New cloud and HPC infrastructure and the launch of the Melbourne Research Cloud Dashboard
This week Research Platform Services releases a number of major research computing infrastructure upgrades to the research community. These upgrades include the addition of almost 4 petabytes of compute storage, 1000 high performance computing (HPC) cores, and replacement of nearly 4000 research cloud cores and addition of new speciality big memory and VDI nodes, along with many background service improvements. This coincides with the launch of the University’s new Melbourne Research Cloud Dashboard offering an improved user experience when accessing cloud cores for research computing. Later in 2019, this Dashboard will be extended to cover all research computing assets.

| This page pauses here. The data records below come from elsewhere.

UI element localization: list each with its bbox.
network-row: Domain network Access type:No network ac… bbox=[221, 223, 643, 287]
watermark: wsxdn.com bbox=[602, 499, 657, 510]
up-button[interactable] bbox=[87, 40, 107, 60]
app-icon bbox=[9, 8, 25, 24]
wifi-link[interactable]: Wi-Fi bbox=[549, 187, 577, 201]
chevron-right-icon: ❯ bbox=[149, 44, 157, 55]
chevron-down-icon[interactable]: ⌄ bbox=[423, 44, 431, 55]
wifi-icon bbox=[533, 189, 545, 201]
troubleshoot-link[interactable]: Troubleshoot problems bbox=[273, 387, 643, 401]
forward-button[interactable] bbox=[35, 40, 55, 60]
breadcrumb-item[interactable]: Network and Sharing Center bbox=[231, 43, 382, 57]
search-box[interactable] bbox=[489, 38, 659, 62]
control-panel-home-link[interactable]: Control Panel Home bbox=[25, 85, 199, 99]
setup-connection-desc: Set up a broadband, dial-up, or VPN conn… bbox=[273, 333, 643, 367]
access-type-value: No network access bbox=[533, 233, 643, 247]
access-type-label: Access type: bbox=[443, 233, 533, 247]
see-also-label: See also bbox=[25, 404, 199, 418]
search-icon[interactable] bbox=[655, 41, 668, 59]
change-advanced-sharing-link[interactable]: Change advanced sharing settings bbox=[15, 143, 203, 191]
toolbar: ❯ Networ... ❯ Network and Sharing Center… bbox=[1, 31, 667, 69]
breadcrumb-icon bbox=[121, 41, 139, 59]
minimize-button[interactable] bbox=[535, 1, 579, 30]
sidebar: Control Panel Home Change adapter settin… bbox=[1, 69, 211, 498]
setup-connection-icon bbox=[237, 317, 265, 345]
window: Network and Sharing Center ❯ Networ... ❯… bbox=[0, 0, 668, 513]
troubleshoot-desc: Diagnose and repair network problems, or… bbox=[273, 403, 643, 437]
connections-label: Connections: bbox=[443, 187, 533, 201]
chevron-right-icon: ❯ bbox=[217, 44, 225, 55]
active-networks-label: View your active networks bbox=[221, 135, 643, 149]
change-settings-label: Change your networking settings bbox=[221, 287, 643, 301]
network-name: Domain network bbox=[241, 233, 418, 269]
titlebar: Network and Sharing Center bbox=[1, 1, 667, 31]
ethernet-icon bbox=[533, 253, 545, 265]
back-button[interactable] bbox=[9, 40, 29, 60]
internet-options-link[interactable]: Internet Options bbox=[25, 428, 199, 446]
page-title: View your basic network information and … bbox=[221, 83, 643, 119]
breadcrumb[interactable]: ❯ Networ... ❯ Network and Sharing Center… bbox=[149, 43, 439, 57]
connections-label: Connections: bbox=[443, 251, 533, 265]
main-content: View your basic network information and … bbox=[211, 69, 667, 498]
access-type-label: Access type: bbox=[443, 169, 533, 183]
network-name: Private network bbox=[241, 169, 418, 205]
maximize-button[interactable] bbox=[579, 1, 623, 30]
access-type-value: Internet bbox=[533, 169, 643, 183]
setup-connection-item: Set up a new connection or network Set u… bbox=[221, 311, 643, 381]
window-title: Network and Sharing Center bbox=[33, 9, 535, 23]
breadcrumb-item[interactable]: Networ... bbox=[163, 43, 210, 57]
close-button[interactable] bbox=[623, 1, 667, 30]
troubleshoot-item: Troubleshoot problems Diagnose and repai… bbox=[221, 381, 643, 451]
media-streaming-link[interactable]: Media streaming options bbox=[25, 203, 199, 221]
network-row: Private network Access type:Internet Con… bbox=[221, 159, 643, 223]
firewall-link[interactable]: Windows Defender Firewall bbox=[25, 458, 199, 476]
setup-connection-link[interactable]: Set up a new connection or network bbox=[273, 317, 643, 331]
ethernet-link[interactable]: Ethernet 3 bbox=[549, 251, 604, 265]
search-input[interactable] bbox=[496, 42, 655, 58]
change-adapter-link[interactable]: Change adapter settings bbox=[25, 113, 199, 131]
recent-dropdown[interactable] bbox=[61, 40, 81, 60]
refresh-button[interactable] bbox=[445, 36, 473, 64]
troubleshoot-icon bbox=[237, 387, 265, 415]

These upgrades and improvements have been made in response to feedback from users across all academic divisions, with priority-setting and budgeting support provided to Research Platform Services through its close collaboration with the University’s Petascale Campus Initiative (PCI).
An upgraded research network with high core and high memory options, starting at 25Gb and ranging up to 100Gb, enables both traditional compute on a larger scale or memory-intensive data analysis, with all regular instances having a default 1:4 vcpu/memory ratio. Specifically, this means:
- there are now over 2,500 cores on the University’s Spartan HPC cluster
- our standard cloud service now has over 10,000 virtual cores with up to 8 cores and 32Gb memory per instance
- our premium cloud service has around 10,000 virtual cores on new hardware, and includes:
- high core count flavours of up to 36 cores per instance, with a 1 core to 9Gb memory ratio
- high memory flavours of up to 2Tb per instance, with a 1 core to 42Gb memory ratio
- general purpose GPUs to for parallel processing and for machine learning applications
- VDI GPUs for high-capacity virtual desktops.
Features of the new Melbourne Research Cloud Dashboard
This is the first stage in the roll-out of a new look research computing interface planned for 2019. From the dashboard, users have a streamlined and integrated allocation request process which incorporates the variety of cloud computing offerings announced today, giving direct access to all new features, including premium flavours and GPGPU and VDI nodes. From this one access point, users can now get specialised database systems, get applications on demand (for those who just want to spin up an RStudio or Jupyter instance), and select the size of their instance which best suits their needs.
Getting started with your Dashboard
Whether you are an experienced user or a novice, you can get started with the new dashboard today.
If you don't have an existing project, one will be created for you as soon as you login for the first time.
If you already have a research cloud project, you’ll be able to access it immediately from the new dashboard.